If one assumes the final mark each student gets on a unit to be positively correlated to the depth of learning (in other words if one considers the final overall mark – for the unit considered here made up of 20% coursework and 80% exam – as a measure of student learning), then monitoring average marks for the unit before and after changes in the learning & teaching methods introduced should provide evidence in favour or against the new developments. The figure below shows the average marks for the unit Introduction to Quantum Physics over the five academic years from 2010-11 to 2014-15. In order to make this number more meaningful, it is here plotted together with the overall average mark a student cohort got at the end of their first year, and together with the average UCAS entry tariff for Bath Physics (scaled by the average Oxbridge UCAS entry tariff for 2014). The following summarises the changes introduced in each year.
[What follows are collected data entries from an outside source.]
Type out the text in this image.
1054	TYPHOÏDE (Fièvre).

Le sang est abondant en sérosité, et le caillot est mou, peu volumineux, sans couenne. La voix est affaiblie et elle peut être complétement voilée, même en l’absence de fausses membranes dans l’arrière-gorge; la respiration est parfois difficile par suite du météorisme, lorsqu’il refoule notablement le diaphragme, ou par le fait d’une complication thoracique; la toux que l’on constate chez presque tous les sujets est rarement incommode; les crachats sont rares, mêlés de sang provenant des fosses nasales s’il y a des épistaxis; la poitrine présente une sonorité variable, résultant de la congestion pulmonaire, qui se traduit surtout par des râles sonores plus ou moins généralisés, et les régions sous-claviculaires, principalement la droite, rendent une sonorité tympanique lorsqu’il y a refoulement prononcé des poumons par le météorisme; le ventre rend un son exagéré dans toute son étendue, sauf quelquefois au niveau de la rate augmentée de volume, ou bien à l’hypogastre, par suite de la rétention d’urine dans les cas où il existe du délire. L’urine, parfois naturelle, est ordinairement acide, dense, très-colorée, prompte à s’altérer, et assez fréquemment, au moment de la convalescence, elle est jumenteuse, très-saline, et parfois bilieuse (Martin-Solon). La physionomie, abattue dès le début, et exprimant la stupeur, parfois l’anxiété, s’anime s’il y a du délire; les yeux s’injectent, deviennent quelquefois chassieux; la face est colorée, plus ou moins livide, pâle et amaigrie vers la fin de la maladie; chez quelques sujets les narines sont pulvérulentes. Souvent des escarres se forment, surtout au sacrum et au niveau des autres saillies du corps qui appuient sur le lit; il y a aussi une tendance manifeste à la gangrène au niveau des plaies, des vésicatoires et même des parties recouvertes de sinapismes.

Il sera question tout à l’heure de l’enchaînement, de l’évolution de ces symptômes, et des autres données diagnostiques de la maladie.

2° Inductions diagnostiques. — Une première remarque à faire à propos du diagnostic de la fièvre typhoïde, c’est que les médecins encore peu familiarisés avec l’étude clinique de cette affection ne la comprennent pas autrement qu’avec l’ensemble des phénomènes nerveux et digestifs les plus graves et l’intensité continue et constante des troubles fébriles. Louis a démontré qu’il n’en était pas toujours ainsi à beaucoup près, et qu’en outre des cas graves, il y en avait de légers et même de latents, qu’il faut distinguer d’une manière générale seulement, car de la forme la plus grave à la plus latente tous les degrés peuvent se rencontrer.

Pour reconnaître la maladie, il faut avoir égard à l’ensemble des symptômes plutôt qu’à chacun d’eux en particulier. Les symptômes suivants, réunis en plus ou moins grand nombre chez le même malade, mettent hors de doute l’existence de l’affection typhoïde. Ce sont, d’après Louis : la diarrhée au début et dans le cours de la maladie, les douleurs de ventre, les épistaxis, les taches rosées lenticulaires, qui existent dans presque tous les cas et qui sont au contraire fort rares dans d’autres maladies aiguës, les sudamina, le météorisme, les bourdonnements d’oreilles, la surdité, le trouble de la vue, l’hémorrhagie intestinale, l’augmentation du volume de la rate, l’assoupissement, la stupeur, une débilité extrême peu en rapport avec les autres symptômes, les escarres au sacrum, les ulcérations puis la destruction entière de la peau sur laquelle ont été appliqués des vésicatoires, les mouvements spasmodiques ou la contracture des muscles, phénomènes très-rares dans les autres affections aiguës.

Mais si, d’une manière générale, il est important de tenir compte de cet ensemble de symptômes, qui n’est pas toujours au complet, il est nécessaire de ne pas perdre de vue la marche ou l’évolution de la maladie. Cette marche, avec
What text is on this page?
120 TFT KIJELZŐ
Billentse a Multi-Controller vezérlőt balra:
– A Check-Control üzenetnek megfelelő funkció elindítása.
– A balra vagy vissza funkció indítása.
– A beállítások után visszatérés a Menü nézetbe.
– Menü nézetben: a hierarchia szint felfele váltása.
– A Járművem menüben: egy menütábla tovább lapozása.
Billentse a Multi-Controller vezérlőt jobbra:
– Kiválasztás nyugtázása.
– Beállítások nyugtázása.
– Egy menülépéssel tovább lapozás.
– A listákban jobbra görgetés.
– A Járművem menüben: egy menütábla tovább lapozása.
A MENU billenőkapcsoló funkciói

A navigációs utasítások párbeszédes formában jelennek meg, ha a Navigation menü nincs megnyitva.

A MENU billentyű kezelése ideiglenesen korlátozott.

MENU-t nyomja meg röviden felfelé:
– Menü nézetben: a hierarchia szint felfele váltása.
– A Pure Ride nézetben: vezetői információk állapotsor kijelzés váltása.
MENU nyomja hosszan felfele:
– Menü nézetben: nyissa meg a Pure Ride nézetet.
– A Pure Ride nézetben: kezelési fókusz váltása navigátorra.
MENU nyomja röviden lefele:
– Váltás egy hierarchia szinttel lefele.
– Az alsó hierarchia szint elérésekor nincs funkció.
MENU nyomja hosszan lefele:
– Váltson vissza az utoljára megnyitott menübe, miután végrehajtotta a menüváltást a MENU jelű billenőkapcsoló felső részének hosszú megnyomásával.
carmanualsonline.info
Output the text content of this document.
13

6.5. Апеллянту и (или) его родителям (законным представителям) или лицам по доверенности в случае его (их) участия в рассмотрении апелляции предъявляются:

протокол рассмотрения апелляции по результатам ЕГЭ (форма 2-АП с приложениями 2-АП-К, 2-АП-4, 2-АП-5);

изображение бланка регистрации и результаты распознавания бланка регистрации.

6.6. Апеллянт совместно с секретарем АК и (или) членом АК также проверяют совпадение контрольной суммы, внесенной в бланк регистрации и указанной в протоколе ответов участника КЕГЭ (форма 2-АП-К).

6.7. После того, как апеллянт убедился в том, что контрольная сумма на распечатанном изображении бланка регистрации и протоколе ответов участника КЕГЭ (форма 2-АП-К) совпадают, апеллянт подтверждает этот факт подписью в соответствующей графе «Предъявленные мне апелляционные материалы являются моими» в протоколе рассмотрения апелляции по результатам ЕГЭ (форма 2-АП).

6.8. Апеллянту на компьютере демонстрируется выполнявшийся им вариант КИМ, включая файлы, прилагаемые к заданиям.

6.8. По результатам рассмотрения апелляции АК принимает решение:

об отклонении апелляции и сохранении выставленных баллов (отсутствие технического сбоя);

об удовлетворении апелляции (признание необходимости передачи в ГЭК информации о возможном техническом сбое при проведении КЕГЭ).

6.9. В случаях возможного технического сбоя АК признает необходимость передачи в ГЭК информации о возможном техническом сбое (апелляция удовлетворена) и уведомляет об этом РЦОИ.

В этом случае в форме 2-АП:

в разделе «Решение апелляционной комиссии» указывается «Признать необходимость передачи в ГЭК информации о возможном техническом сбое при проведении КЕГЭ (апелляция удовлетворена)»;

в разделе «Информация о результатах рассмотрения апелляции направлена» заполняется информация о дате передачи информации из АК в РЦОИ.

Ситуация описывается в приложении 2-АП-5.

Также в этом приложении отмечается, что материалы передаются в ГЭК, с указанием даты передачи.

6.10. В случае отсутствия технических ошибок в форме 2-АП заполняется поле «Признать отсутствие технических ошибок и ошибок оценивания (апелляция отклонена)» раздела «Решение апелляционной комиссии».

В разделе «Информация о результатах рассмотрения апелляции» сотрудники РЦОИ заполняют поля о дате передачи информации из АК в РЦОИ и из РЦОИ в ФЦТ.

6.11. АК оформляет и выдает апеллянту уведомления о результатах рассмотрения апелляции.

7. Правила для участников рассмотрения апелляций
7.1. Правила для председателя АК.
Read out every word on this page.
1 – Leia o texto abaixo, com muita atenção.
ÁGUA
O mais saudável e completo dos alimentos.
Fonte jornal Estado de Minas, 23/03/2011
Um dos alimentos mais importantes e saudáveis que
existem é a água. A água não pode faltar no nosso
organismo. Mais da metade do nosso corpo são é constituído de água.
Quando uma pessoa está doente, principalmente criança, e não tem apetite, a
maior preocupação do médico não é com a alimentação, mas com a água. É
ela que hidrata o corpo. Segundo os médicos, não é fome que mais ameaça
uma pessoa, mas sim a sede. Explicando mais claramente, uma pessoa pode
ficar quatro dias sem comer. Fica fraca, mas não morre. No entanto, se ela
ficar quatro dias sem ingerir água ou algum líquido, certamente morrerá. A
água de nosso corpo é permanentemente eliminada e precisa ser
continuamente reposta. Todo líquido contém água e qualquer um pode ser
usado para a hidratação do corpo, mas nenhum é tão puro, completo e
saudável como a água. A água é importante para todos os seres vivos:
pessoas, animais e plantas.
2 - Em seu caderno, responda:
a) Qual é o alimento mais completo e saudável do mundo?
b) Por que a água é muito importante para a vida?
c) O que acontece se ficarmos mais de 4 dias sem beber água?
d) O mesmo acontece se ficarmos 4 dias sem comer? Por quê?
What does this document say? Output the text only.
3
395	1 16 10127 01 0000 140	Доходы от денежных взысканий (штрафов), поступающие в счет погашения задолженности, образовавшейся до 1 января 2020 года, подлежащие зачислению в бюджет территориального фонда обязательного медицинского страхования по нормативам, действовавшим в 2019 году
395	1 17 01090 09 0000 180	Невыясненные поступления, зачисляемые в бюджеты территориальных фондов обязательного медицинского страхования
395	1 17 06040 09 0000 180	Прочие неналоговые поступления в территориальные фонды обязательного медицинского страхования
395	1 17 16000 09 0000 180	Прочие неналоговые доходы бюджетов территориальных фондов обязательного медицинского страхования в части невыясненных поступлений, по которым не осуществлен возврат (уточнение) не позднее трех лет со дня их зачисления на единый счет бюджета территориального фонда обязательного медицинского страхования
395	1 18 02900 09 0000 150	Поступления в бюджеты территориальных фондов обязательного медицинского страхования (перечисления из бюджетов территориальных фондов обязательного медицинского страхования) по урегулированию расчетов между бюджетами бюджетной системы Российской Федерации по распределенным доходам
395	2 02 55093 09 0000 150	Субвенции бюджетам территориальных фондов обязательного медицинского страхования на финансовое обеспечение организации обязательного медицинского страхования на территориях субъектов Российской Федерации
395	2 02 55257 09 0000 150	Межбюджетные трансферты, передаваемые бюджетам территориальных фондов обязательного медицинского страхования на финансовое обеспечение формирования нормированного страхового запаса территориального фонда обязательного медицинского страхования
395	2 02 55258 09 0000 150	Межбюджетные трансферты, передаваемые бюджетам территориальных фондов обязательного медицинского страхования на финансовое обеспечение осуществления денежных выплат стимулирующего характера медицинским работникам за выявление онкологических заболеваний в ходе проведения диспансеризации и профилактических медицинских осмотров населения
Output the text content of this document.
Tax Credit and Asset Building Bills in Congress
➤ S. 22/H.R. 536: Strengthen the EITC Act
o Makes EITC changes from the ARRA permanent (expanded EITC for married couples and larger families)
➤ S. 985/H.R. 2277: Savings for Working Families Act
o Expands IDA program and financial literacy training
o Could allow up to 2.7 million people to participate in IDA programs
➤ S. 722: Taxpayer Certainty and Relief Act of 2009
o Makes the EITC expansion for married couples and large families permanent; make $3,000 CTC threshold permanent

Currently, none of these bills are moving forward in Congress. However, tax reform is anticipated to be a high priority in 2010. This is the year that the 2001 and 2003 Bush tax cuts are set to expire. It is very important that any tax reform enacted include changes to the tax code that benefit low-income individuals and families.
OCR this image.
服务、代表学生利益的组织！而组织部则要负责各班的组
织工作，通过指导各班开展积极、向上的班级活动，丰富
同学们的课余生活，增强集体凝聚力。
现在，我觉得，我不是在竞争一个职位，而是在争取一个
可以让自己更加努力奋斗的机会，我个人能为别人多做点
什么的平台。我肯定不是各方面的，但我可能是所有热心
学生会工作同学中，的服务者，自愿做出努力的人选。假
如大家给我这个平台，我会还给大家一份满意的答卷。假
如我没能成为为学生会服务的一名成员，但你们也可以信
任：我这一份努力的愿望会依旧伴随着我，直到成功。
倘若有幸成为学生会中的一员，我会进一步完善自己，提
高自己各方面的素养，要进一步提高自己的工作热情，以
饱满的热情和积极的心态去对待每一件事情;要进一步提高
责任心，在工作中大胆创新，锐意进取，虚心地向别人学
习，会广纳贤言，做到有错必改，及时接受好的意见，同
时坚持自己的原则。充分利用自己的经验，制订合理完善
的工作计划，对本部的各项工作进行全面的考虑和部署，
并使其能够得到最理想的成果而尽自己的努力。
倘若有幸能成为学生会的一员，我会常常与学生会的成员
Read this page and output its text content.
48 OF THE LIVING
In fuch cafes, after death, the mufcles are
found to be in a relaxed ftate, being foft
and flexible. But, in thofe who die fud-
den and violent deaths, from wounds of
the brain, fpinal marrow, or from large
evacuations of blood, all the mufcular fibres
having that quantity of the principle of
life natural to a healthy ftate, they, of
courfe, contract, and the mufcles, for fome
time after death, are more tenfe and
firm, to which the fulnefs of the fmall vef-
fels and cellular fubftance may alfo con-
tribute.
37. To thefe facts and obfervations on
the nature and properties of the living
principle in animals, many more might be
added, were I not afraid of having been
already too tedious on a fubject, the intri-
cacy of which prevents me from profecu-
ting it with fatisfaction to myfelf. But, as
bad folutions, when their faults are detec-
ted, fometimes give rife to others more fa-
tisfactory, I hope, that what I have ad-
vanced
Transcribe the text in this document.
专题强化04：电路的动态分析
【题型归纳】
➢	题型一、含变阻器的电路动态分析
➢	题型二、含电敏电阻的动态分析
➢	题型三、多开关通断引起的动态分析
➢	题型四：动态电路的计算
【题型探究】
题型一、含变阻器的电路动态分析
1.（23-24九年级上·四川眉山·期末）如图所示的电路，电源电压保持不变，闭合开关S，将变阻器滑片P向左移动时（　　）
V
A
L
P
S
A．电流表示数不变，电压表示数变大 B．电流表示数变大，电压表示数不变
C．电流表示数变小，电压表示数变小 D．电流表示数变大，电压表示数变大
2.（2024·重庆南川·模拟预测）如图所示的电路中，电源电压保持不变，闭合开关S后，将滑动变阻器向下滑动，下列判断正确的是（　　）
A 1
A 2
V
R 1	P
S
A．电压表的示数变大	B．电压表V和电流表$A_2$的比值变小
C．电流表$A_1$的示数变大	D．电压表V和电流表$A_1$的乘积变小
- 2010-11: no interactive sessions, no flipping, no coursework
- 2011-12: no interactive sessions, no flipping, coursework – short writing task
- 2012-13: interactive sessions, one lecture flipped, coursework – short writing task<
- 2013-14: interactive sessions merged with five flipped lectures, coursework – short writing task
- 2014-15: interactive sessions merged with six flipped lectures, coursework – short writing task
The ‘quality’ of students entering our Physics and Maths & Physics degrees – as measured by their average UCAS entry tariff – has been going up every year, and so have the Year 1 average mark and the Introduction to Quantum Physics mark up to 2012. From 2012 to 2013 the Year 1 average has remained flat (the 2014-15 Year 1 average is not yet available), while the Introduction to Quantum Physics mark has dropped slightly for two consecutive years. While these recent changes are not dramatic and within the error bars of the data points, it seems clear that the introduction of flipping as it was done has not produced any marked improvements in the unit’s average student grade. One could even argue they may have worsened the final mark somewhat. One should also consider several other variables that do play a role in determining these data, making any conclusions only speculative at this stage. What clearly emerges from the feedback received and the data is the need to construct a more cohesive unit where flipped and non-flipped elements are integrated better and complement – rather that contrast – each other, and where interactive sessions are designed carefully to focus on in-depth, conceptual aspects of the material being considered and moderated with attention to detail and flexibility. Published work reporting on student improved performance thanks to flipping always flipped entire courses and not just small parts of them in a time-wise uneven fashion; this point may well be important.